A markup of the bill, dubbed Tax Cuts and Jobs Act, is scheduled for Monday.
"Most people are pretty pleased with the bill," Curbelo said, adding that there could be a Republican amendment during Monday's markup. "There are many opportunities to improve the bill, but most people are generally very satisfied with the bill."
Originally, Curbelo was in favor of a revenue-neutral tax plan that would not increase the federal deficit, though a revenue-neutral plan was not likely after House Speaker Paul Ryan and tax committee chairman Kevin Brady pulled a proposed border adjustment tax when idea faced opposition from trade groups and the White House.
"I always wanted to have revenue-neutral tax reform, in that sense I wish we could have done better, but politics is the art of the possible and this is where we are and we have to make the best of it," Curbelo said.
Curbelo was also supportive of increasing the child tax credit to $1,600 from the current $1,000, though some Senate Republicans like Marco Rubio
have suggested a $1,600 credit isn't enough
to help working families.
"That family credit is defacto permanent, you can take that to the bank," Curbelo said. "I know members on both sides will be supportive of continuing that."

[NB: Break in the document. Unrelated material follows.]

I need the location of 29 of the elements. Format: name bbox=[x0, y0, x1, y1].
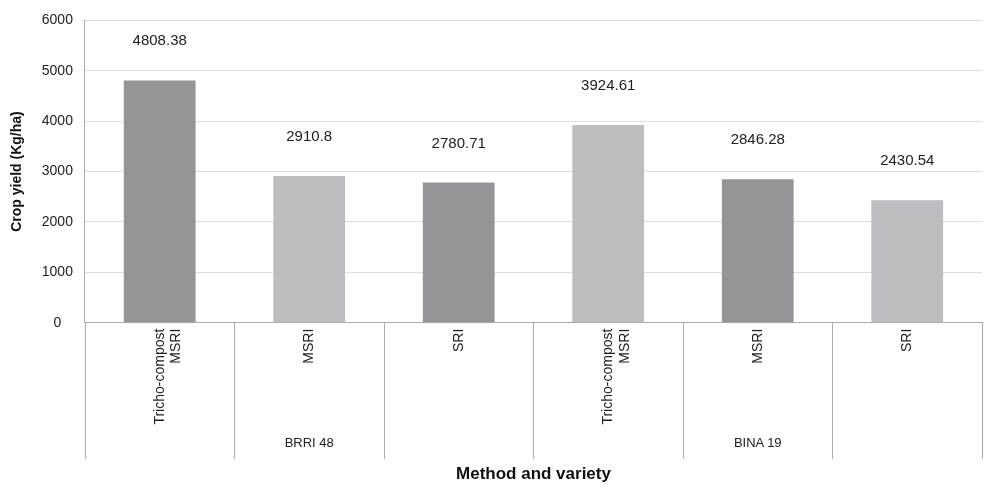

Democrats are expected to oppose the tax overhaul effort, though Republicans can pass the bill in the House and Senate with a simple majority due to budget rules that were enacted last week. Senate Majority Leader Mitch McConnell can only afford two Republican defections in the Senate or else the tax plan will fail much like an effort to repeal Obamacare did earlier this year.
Curbelo's 2018 opponent, Democrat Debbie Mucarsel-Powell, criticized his support for the tax plan in a statement.
“We can all agree the tax code should be simpler but Curbelo’s tax plan is a giveaway to big corporations and the richest among us at the expense of Florida families," Mucarsel-Powell said.